El compromiso de Calgren con la reducción continua de los costes de desarrollo
En Calgren, la reducción de la intensidad de carbono no es una iniciativa puntual. Es un compromiso continuo que define nuestra forma de operar e invertir de cara al futuro.
Nuestras instalaciones están diseñadas para maximizar la eficiencia e integrar tecnologías que contribuyan a reducir las emisiones a lo largo del ciclo de vida. Durante la fermentación del etanol, se produce dióxido de carbono de forma natural a medida que la levadura transforma los azúcares en etanol. Hoy en día, ese CO₂ puede capturarse y purificarse para su uso en aplicaciones industriales, como el procesamiento de alimentos y la carbonatación de bebidas, donde sustituye al CO₂ que, de otro modo, tendría que producirse a partir de otras fuentes.
Calgren también sigue impulsando el Proyecto de captura y almacenamiento de carbono de Tulare, lo que permitirá almacenar de forma permanente el CO₂ capturado en formaciones geológicas a gran profundidad.

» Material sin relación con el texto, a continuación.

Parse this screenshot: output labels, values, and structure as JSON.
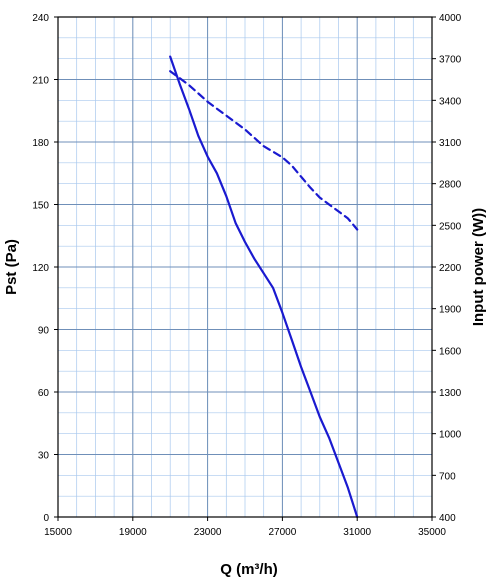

A diferencia de la reutilización industrial, esta forma de captura y almacenamiento de carbono (CAC) secuestra el CO₂ de forma permanente y puede reducir significativamente la intensidad de carbono del combustible producido en la planta.
Calgren también integra soluciones de energía renovable, entre las que se incluyen sistemas de gas natural renovable que convierten el estiércol de las granjas lecheras en combustible apto para su transporte por gasoductos. Al transformar los residuos agrícolas en energía aprovechable, contribuimos a reducir las emisiones de metano y, al mismo tiempo, apoyamos a las explotaciones lecheras locales.
Estas iniciativas reflejan una filosofía más amplia: la energía limpia funciona mejor cuando los sistemas están interconectados. Al vincular la agricultura, la producción de combustibles y la infraestructura de energía renovable, podemos reducir las emisiones y, al mismo tiempo, fortalecer las economías rurales.
Mirando hacia el futuro
El papel de la intensidad de carbono en los mercados de combustibles no hará más que seguir creciendo.
A medida que los sistemas de transporte, agricultura y energía colaboran para reducir las emisiones, el CI ofrece una forma clara y coherente de medir los avances. Ayuda a los productores a innovar, a los responsables políticos a crear incentivos eficaces y a los consumidores a acceder a opciones de combustible más limpias.
Para Calgren, el objetivo es sencillo: seguir mejorando el rendimiento en materia de emisiones de carbono de los combustibles que producimos, al tiempo que apoyamos a las comunidades y las industrias que hacen posible la energía renovable.